Eleven provinces rocked by earthquakes on Feb. 6 in Türkiye’s south remain at the top of the agenda for the government. In his third visit to Kahramanmaraş, at the epicenter of the disaster, President Recep Tayyip Erdoğan was accompanied by Nationalist Movement Party (MHP) leader Devlet Bahçeli and Great Union Party (BBP) Chair Mustafa Destici on Tuesday.
Erdoğan’s first stopover was the Elbistan district of Kahramanmaraş, one of the worst-hit towns. He was scheduled to visit the Afşin district later before heading to the Doğanşehir district in Malatya province. The president inspected relief efforts in his stopovers and met earthquake victims staying in tents or prefabricated housing units.
Speaking at a disaster coordinator center in Elbistan, Erdoğan urged locals to stay away from damaged buildings. On Monday, two people were killed in a fresh earthquake in Malatya and both had entered damaged buildings to salvage their possessions.
Erdoğan said they accomplished the evacuation of 20,300 earthquake victims from the disaster zone and were continuing to set up tents and prefabricated housing units for the displaced. He said 461,000 people were accommodated in those areas in Kahramanmaraş. “We delivered 77,000 tents and made arrangements for installing 24,000 housing units,” he said.
The president vowed that everyone who lost their homes in the earthquake-hit region will be resettled in new houses the state would construct for them, “just as we did for people who lost their homes in other disasters,” he said, referring to victims of past earthquakes in Elazığ and İzmir.
He said they would start construction of 309,000 residences in the disaster zone in a few months and in Kahramanmaraş, they would build 83,000 houses in cities and towns and another 18,000 houses in the villages. “I want you to wait for one year only,” he told earthquake survivors. “We cannot bring our dead back, but we have enough power to heal our wounds,” he said.

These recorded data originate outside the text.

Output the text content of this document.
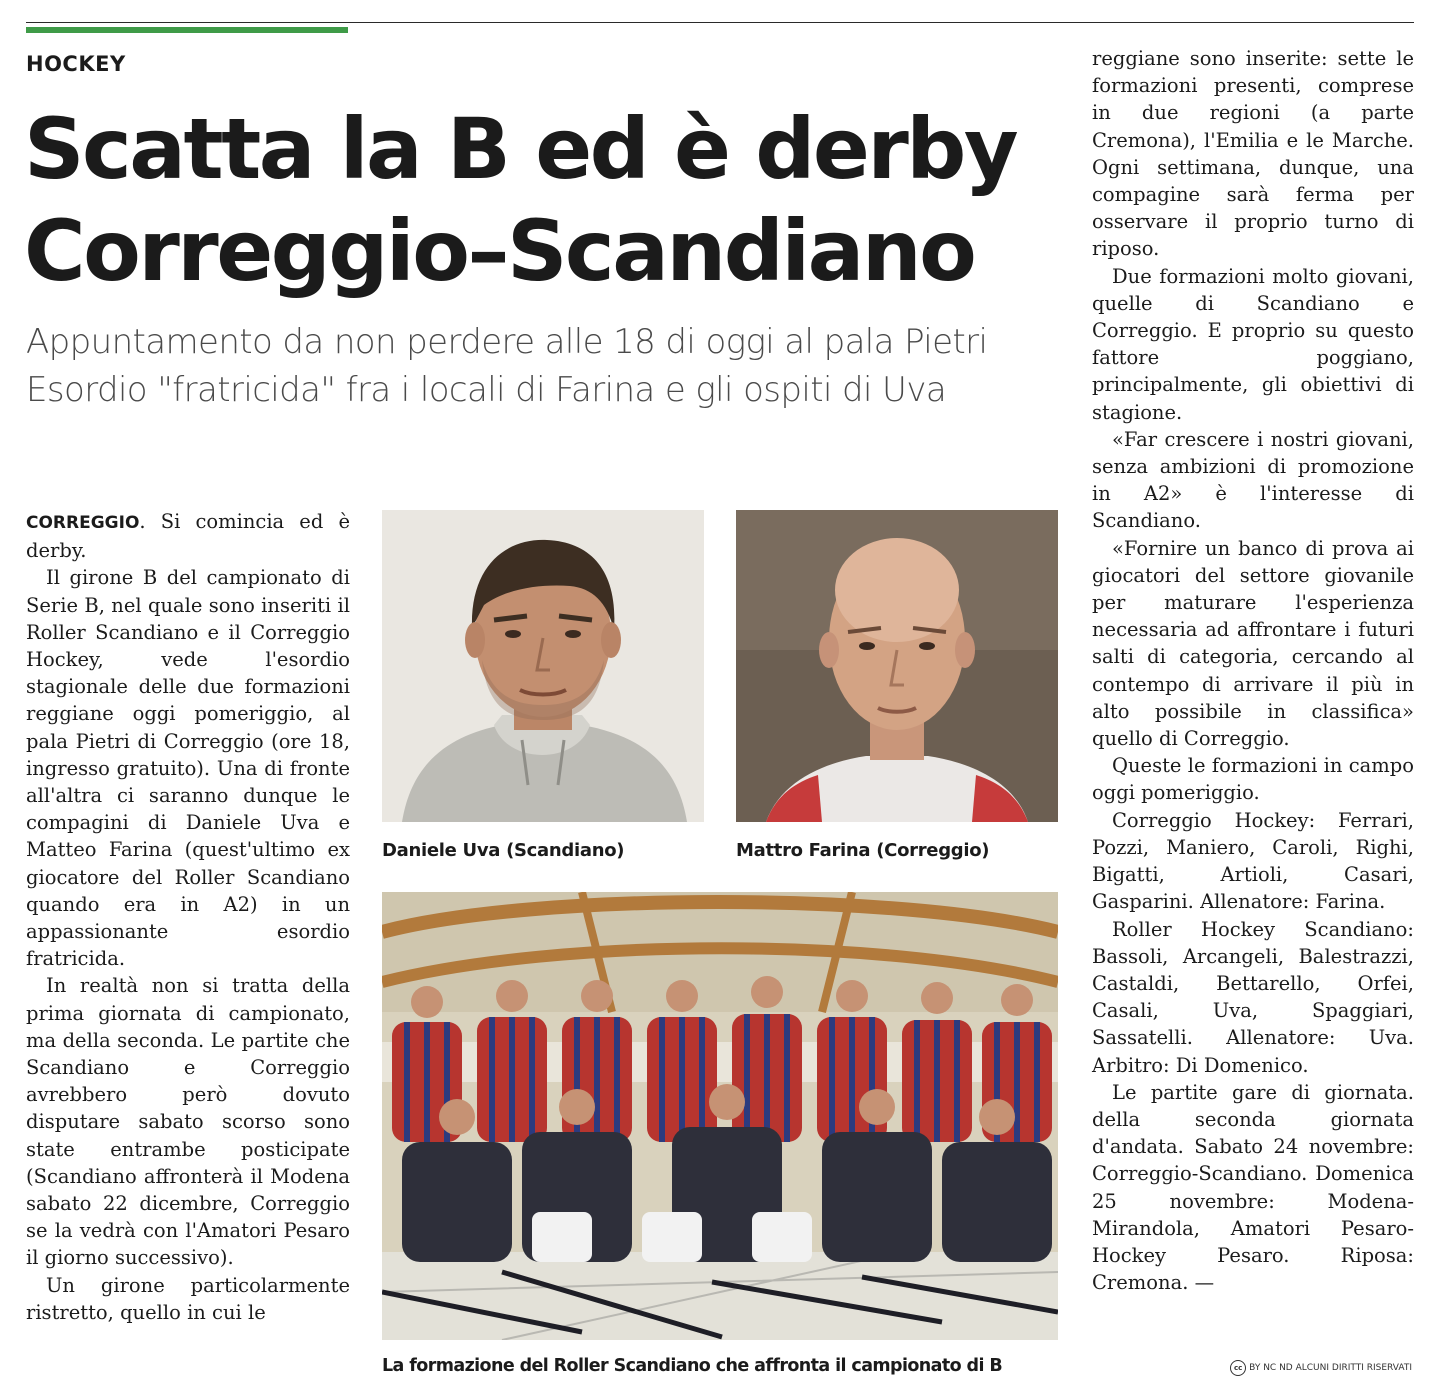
HOCKEY
Scatta la B ed è derby
Correggio–Scandiano
Appuntamento da non perdere alle 18 di oggi al pala Pietri
Esordio "fratricida" fra i locali di Farina e gli ospiti di Uva

CORREGGIO. Si comincia ed è derby.

Il girone B del campionato di Serie B, nel quale sono inseriti il Roller Scandiano e il Correggio Hockey, vede l'esordio stagionale delle due formazioni reggiane oggi pomeriggio, al pala Pietri di Correggio (ore 18, ingresso gratuito). Una di fronte all'altra ci saranno dunque le compagini di Daniele Uva e Matteo Farina (quest'ultimo ex giocatore del Roller Scandiano quando era in A2) in un appassionante esordio fratricida.

In realtà non si tratta della prima giornata di campionato, ma della seconda. Le partite che Scandiano e Correggio avrebbero però dovuto disputare sabato scorso sono state entrambe posticipate (Scandiano affronterà il Modena sabato 22 dicembre, Correggio se la vedrà con l'Amatori Pesaro il giorno successivo).

Un girone particolarmente ristretto, quello in cui le

Daniele Uva (Scandiano)	Mattro Farina (Correggio)
La formazione del Roller Scandiano che affronta il campionato di B

reggiane sono inserite: sette le formazioni presenti, comprese in due regioni (a parte Cremona), l'Emilia e le Marche. Ogni settimana, dunque, una compagine sarà ferma per osservare il proprio turno di riposo.

Due formazioni molto giovani, quelle di Scandiano e Correggio. E proprio su questo fattore poggiano, principalmente, gli obiettivi di stagione.

«Far crescere i nostri giovani, senza ambizioni di promozione in A2» è l'interesse di Scandiano.

«Fornire un banco di prova ai giocatori del settore giovanile per maturare l'esperienza necessaria ad affrontare i futuri salti di categoria, cercando al contempo di arrivare il più in alto possibile in classifica» quello di Correggio.

Queste le formazioni in campo oggi pomeriggio.

Correggio Hockey: Ferrari, Pozzi, Maniero, Caroli, Righi, Bigatti, Artioli, Casari, Gasparini. Allenatore: Farina.

Roller Hockey Scandiano: Bassoli, Arcangeli, Balestrazzi, Castaldi, Bettarello, Orfei, Casali, Uva, Spaggiari, Sassatelli. Allenatore: Uva. Arbitro: Di Domenico.

Le partite gare di giornata. della seconda giornata d'andata. Sabato 24 novembre: Correggio-Scandiano. Domenica 25 novembre: Modena-Mirandola, Amatori Pesaro-Hockey Pesaro. Riposa: Cremona. —

cc BY NC ND ALCUNI DIRITTI RISERVATI
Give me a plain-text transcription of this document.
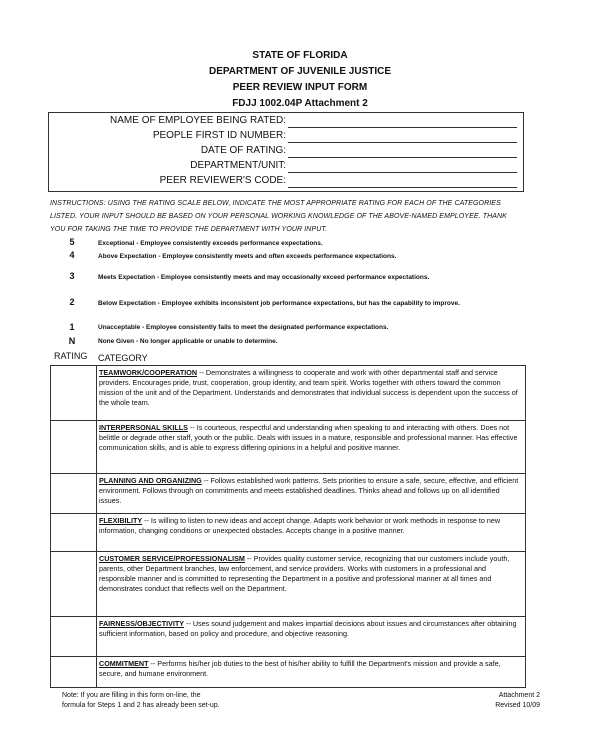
STATE OF FLORIDA
DEPARTMENT OF JUVENILE JUSTICE
PEER REVIEW INPUT FORM
FDJJ 1002.04P Attachment 2
NAME OF EMPLOYEE BEING RATED:
PEOPLE FIRST ID NUMBER:
DATE OF RATING:
DEPARTMENT/UNIT:
PEER REVIEWER'S CODE:
INSTRUCTIONS: USING THE RATING SCALE BELOW, INDICATE THE MOST APPROPRIATE RATING FOR EACH OF THE CATEGORIES LISTED. YOUR INPUT SHOULD BE BASED ON YOUR PERSONAL WORKING KNOWLEDGE OF THE ABOVE-NAMED EMPLOYEE. THANK YOU FOR TAKING THE TIME TO PROVIDE THE DEPARTMENT WITH YOUR INPUT.
5	Exceptional - Employee consistently exceeds performance expectations.
4	Above Expectation - Employee consistently meets and often exceeds performance expectations.
3	Meets Expectation - Employee consistently meets and may occasionally exceed performance expectations.
2	Below Expectation - Employee exhibits inconsistent job performance expectations, but has the capability to improve.
1	Unacceptable - Employee consistently fails to meet the designated performance expectations.
N	None Given - No longer applicable or unable to determine.
RATING CATEGORY
TEAMWORK/COOPERATION -- Demonstrates a willingness to cooperate and work with other departmental staff and service providers. Encourages pride, trust, cooperation, group identity, and team spirit. Works together with others toward the common mission of the unit and of the Department. Understands and demonstrates that individual success is dependent upon the success of the whole team.
INTERPERSONAL SKILLS -- Is courteous, respectful and understanding when speaking to and interacting with others. Does not belittle or degrade other staff, youth or the public. Deals with issues in a mature, responsible and professional manner. Has effective communication skills, and is able to express differing opinions in a helpful and positive manner.
PLANNING AND ORGANIZING -- Follows established work patterns. Sets priorities to ensure a safe, secure, effective, and efficient environment. Follows through on commitments and meets established deadlines. Thinks ahead and follows up on all identified issues.
FLEXIBILITY -- Is willing to listen to new ideas and accept change. Adapts work behavior or work methods in response to new information, changing conditions or unexpected obstacles. Accepts change in a positive manner.
CUSTOMER SERVICE/PROFESSIONALISM -- Provides quality customer service, recognizing that our customers include youth, parents, other Department branches, law enforcement, and service providers. Works with customers in a professional and responsible manner and is committed to representing the Department in a positive and professional manner at all times and demonstrates conduct that reflects well on the Department.
FAIRNESS/OBJECTIVITY -- Uses sound judgement and makes impartial decisions about issues and circumstances after obtaining sufficient information, based on policy and procedure, and objective reasoning.
COMMITMENT -- Performs his/her job duties to the best of his/her ability to fulfill the Department's mission and provide a safe, secure, and humane environment.
Note: If you are filling in this form on-line, the
formula for Steps 1 and 2 has already been set-up.
Attachment 2
Revised 10/09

The president noted that they would also swiftly "transform" places at risk, referring to the government's ambitious urban transformation project. "We will work hard to end the days that buildings collapse and our people are trapped in the rubble," he said.
Urban transformation work by the government in the past two decades to make buildings resistant to disasters faced a significant obstacle: municipalities run by the main opposition Republican People’s Party (CHP), and chambers of architects and urban planners. The issue is under the spotlight following the Feb. 6 earthquakes, during which almost all buildings built before 1999 were destroyed, according to the Ministry of Environment, Urban Planning and Climate Change.
Türkiye has made a series of reforms since the 1999 earthquake, which killed thousands in its northwestern region, to prevent massive destruction in future disasters. Urban transformation, which involves the demolition of decrepit buildings not resistant to earthquakes and other disasters and their replacement with sturdy buildings, is one of the steps taken by the government. Yet, the opposition parties, including the CHP, joined by other organizations, shunned support for urban transformation and instead led the efforts for a barrage of lawsuits against transformation projects. The CHP, its current ally the Good Party (IP), and the Peoples’ Democratic Party (HDP) are among those openly opposing the transformation projects and the government’s moves to declare “risky” areas, the first step of urban transformation, in 32 provinces.